If stablecoins aren’t really pulling cash out of the banking system, then they’re not taking deposits away from these smaller banks. Instead, they’ll act extra like shared infrastructure that any financial institution can use.
That offers smaller banks the chance to faucet into sooner and cheaper international funds, with out constructing it out themselves, giving them a greater shot at competing on providers.

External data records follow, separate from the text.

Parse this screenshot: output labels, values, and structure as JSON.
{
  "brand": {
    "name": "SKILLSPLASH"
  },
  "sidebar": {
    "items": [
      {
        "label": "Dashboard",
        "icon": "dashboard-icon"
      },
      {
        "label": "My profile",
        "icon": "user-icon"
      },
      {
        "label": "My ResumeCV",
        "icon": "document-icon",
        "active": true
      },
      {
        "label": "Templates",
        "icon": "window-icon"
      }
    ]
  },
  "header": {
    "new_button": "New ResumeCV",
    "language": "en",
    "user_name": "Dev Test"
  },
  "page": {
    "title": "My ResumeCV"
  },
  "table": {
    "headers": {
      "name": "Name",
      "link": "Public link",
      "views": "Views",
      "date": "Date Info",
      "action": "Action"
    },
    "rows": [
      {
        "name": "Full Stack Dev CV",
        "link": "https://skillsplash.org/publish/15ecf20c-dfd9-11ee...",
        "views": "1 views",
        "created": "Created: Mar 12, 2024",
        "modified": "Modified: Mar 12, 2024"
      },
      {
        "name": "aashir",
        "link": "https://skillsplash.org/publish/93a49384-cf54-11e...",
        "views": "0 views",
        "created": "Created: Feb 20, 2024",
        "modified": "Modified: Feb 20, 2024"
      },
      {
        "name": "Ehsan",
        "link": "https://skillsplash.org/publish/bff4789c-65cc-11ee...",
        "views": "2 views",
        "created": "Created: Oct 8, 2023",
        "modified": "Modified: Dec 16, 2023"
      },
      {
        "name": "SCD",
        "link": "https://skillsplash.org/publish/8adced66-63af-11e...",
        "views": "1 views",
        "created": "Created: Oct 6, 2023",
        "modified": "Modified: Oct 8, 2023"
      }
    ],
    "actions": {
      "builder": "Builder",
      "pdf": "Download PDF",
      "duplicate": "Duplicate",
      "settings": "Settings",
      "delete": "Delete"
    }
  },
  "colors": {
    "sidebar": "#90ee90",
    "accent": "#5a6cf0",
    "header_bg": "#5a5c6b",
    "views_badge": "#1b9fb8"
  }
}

The yield loophole and what occurs if it’s closed
It’s value noting that stablecoin yield hasn’t really disappeared, a minimum of not simply but. The GENIUS Act blocks issuers from paying it instantly, however platforms can nonetheless supply rewards by means of revenue-sharing, so customers can nonetheless earn one thing on their stablecoin exercise.
On the opposite hand, some variations of the CLARITY Act purpose to shut that hole utterly. If that occurs, stablecoins probably change into much less engaging to carry, however the demand for yield gained’t simply go away. Instead, it shifts into DeFi, offshore platforms, or new workarounds, whereas financial institution lending nonetheless barely strikes.
So the coverage doesn’t actually resolve the unique concern, however somewhat simply modifications the place the exercise occurs. If that’s the case, it might make sense to discover a appropriate center floor if legislators’ priorities are certainly centered on investor security and preserving digital finance thriving in the US.
What can we count on going ahead?
The White House’s CEA report could tip the scales in favor of crypto for progress with the CLARITY act, with current prediction market activity supporting that notion. If stablecoins aren’t really hurting financial institution lending, then the banking business’s fundamental purpose for banning yield falls aside.
Naturally, the main target might now transfer away from the “hazards” of stablecoins, and extra so towards how a lot they need to be allowed to compete. Banks will nonetheless push for tighter guidelines, however it is going to now be a lot tougher for them to argue for an outright ban on yield utilizing the lending argument alone.
A extra probably end result is someplace in the center. Limits on passive yield, however some room for rewards tied to how individuals really use stablecoins. In follow, meaning stablecoins most likely aren’t utterly shut down or absolutely opened up, however they’ll be folded into the system.
And the actual query turns into: What position will they be allowed to play?